Lee Kuan Yew swaps views with Chen

The China Post and agencies

Singapore’s elder statesman Lee Kuan Yew spent his second day in Taiwan meeting President Chen Shui-bian and Mainland Affairs Council chairperson Tsai Ing-wen, but contents of the conversations were not revealed at the request of Lee. On the night of the first-day of his visit — his first in six years — Lee, who arrived on Saturday with his wife for a four-day stay, already had a secret talk with Premier Tang Fei, who went to see Lee at the Westin Resort where he was staying. Officials were tight-lipped on what had been discussed, but conversations between the leaders were believed to have centered on Taiwan’s icy ties with mainland China and Taiwan’s current policy after the change in government following the Kuomintang’s defeat in the presidential elections in March. While news media worried about a lack of substance for their reports, the radical Taiwan Independence Party filled the blank by staging two protests — one in the morning and the other in the afternoon — against Lee. “Broker to betray Taiwan; Lee Kuan Yew, Get out,” said a banner unfurled by a small group of protesters from the radical party. The protesters had asked to enter Lee’s hotel to lodge a formal protest, but their demands were refused by the hotel’s management. “If Singapore can be independent of Malaysia, why can’t Taiwan?” asked party spokesman Li Yu-yen. The radical party has strongly opposed Lee’s visit, viewing Lee as a messenger for Beijing since Lee is known for his anti-Taiwan independence stance. While the small group protested outside the hotel, Lee met Tsai Ing-wen of the Mainland Affairs Council, Taiwan’s top mainland policy planning body.
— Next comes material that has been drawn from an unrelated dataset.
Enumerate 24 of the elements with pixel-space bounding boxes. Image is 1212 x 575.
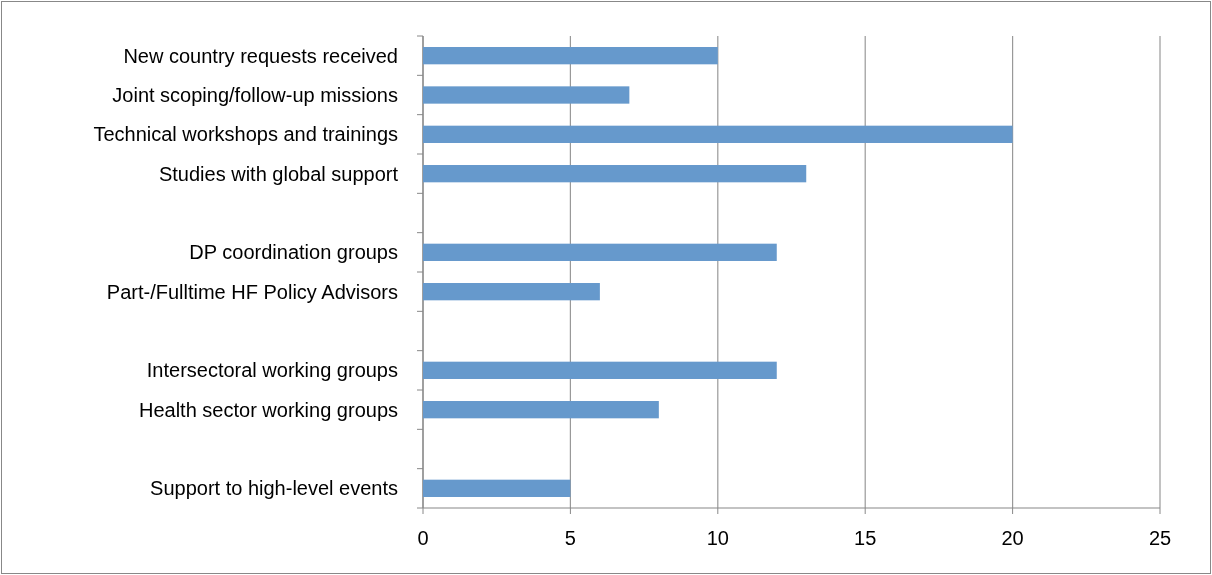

Tsai left the hotel after meeting with Lee for about 45 minutes. When Lee appeared in the hotel lobby, ready to leave for an appointment with President Chen, he declined to reveal what he had talked about with Tsai. “The weather is very good,” was the answer he kept telling reporters. The same group of protesters held another protest again outside the Taipei Guest House, where Chen later held a banquet for the former Singaporean prime minister. Later in the week, the 77-year-old Lee planned to meet with leaders of other political parties.

While Lee has said he is visiting Taiwan on a “private fact-finding trip,” the ruling Democratic Progressive Party with which Chen is affiliated, is reportedly wary of his intent. It is widely speculated that Lee may have come to Taiwan to talk about bridging the gulf between mainland China and Taiwan. Many believe he favors the island’s reunification with the mainland, especially given that Lee had visited Beijing just three months ago. Lee, who once helped set up a historic meeting between Taipei and Beijing in 1993, has denied that he is a messenger for Beijing, saying only that he wanted to visit Taiwan to better understand the island’s political changes. Singapore has long had a special relationship with Taiwan. The small Southeast Asian island nation is one of the few countries that have had military exchanges with Taiwan.

But Lee has also cultivated close relations with Chinese Communist leaders.

Lee has agreed with Beijing, insisting that Taiwan must accept that reunification is inevitable and that the only likely alternative would be a devastating war that would destabilize the region.